At first I thought it could be a conflict between libraries, but after installing older versions i’m still getting the same result. My pandas version is 1.1.0 and my fastai version is 2.3.1. After that I tried executing the same code in one of the Colab notebooks and i got the same error, which makes me think there is a problem with the way i manage my dataframe, here are the dtypes: (not all the variables are used in the model)
Can anyone help me with this? I’m at a loss and don’t really know what else to try.
Thanks in advance!
There seems to be a bug in fastai.tabular.all.TabularDataLoaders.from_df() where
bool is seen as an
object instead of being accepted as-is. Try converting all
bool columns to ‘uint8’. Bug still exists in fastai 2.5.2 and pytorch 3.9.

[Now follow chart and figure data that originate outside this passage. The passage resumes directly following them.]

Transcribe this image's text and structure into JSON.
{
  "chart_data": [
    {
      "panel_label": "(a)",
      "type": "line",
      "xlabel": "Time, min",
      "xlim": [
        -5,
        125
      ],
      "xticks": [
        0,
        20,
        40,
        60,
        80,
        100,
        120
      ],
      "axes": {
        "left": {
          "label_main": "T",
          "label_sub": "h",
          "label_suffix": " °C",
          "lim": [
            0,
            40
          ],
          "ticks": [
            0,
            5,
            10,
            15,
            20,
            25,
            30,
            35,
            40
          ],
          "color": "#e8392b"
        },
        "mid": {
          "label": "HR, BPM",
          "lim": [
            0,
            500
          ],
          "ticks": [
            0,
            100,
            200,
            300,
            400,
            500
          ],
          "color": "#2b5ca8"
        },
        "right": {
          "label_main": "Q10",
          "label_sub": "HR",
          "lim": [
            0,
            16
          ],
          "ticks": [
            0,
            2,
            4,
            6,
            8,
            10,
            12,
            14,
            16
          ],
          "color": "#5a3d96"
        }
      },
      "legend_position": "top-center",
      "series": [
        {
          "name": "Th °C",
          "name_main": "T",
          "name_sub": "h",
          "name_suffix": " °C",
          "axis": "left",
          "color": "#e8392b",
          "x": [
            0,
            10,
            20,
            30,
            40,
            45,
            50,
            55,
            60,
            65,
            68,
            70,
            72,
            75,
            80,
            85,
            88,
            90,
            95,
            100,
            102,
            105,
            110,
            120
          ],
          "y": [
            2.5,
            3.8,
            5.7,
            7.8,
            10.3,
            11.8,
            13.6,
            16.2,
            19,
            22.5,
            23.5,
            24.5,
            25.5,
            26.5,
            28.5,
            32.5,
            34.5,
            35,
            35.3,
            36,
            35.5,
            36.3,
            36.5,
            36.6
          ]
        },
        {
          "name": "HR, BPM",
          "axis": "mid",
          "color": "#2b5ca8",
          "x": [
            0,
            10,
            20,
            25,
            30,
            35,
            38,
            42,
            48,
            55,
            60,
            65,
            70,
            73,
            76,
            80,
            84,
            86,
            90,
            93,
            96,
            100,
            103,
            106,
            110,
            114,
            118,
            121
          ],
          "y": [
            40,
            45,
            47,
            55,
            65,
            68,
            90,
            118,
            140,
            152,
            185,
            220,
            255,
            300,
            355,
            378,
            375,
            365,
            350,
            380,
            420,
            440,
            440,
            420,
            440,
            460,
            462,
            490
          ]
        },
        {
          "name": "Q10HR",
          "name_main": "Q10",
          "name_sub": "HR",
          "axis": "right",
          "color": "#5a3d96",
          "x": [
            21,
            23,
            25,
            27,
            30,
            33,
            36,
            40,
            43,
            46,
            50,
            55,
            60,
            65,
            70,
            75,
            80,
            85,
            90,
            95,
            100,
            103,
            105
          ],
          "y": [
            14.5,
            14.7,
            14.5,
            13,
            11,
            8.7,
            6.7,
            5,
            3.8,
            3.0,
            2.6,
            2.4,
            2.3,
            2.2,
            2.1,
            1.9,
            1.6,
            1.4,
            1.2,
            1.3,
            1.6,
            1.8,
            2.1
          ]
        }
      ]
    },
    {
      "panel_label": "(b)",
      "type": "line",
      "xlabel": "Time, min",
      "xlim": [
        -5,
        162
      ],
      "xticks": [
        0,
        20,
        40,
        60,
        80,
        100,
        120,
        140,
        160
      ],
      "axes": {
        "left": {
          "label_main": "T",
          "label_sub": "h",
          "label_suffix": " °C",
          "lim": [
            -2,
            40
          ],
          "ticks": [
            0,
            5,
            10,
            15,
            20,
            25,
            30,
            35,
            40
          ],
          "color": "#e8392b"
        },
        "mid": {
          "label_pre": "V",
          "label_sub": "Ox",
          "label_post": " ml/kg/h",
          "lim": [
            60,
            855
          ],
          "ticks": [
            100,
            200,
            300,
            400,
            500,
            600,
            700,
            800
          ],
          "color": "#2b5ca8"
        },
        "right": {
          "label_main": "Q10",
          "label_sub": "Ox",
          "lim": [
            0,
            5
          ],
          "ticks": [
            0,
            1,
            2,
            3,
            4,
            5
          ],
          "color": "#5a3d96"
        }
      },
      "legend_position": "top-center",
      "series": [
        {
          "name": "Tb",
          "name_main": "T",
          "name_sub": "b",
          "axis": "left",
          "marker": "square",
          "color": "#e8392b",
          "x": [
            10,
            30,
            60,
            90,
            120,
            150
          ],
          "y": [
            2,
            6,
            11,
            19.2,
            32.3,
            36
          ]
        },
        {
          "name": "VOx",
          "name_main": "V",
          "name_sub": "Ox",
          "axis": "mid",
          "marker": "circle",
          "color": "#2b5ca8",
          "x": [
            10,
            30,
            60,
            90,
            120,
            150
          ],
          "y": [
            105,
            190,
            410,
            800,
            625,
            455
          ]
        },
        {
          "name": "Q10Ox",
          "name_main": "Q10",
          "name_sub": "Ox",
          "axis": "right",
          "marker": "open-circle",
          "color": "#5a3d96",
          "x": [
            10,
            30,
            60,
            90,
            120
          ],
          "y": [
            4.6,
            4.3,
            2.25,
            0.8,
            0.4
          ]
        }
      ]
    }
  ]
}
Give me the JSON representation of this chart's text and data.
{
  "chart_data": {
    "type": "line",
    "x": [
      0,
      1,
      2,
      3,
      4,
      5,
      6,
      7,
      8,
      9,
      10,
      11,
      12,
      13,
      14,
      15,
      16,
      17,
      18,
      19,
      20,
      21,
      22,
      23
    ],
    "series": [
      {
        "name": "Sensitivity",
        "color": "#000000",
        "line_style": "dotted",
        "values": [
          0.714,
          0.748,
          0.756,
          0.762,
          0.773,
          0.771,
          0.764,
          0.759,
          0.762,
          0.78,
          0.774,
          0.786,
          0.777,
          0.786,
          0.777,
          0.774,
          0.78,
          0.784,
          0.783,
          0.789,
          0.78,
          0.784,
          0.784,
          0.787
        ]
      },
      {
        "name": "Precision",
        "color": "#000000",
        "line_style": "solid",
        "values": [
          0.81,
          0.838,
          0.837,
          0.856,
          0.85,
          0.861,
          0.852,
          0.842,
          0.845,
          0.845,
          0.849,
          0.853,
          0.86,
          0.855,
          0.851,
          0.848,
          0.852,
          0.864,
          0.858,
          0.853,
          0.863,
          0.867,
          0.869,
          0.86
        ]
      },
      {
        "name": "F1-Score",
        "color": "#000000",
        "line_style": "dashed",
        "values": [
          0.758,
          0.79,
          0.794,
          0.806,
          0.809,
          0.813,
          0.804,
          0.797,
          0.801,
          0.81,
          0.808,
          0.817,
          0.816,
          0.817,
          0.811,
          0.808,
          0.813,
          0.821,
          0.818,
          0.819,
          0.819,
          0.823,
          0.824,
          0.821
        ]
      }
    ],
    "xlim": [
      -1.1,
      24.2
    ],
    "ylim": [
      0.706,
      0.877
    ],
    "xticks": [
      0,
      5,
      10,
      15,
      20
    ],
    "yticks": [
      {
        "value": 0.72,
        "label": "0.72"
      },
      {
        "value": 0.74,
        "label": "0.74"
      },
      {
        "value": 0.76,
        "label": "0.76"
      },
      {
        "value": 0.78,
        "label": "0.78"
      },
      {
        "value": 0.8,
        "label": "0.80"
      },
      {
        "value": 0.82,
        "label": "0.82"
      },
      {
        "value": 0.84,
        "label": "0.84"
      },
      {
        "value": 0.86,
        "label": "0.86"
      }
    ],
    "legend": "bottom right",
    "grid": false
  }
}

# workaround for fastai/pytorch bug where bool is treated as object and thus erroring out.
for n in df:
df[n] = df[n].astype('uint8')
You hit the mark! That was actually the issue. Removing the variables from the dataframe if not used in the model or casting them with another type as you suggested solve the bug.
Hmm… I’m getting this error despite removing any unused columns, and not having any
bool columns, and even running the above type conversion code.
Specificly the problematic line is in the tutorial (with my own data);
row, clas, probs = learn.predict(df.iloc)
df is the dataframe after I removed unused columns and did the conversion, it is the same dataframe used to define the dls and the learner.)
I don’t understand why this error is occurring given that when I run
df.dtypes I get a listing of things like
object– same as when I run
df.dtypes in the original tabular data tutorial.
My colab link: Google Colab
Any other suggestions?
@drscotthawley I’m running into the exact same issue – did you ever figure out a way to solve it?
So eventually I figured out what it was. I was giving
learn.predict() one row (as a Pandas Series) from my test df. Series don’t have type information when extracted from DataFrames (unless all columns have the same type) – it’ll just have the
object dtype. Normally this is fine since fastai converts categorical and continuous columns to the right types, but in my case my row also included the y column. fastai didn’t know how to convert it, which produced the above error. The solution was to drop it from the series.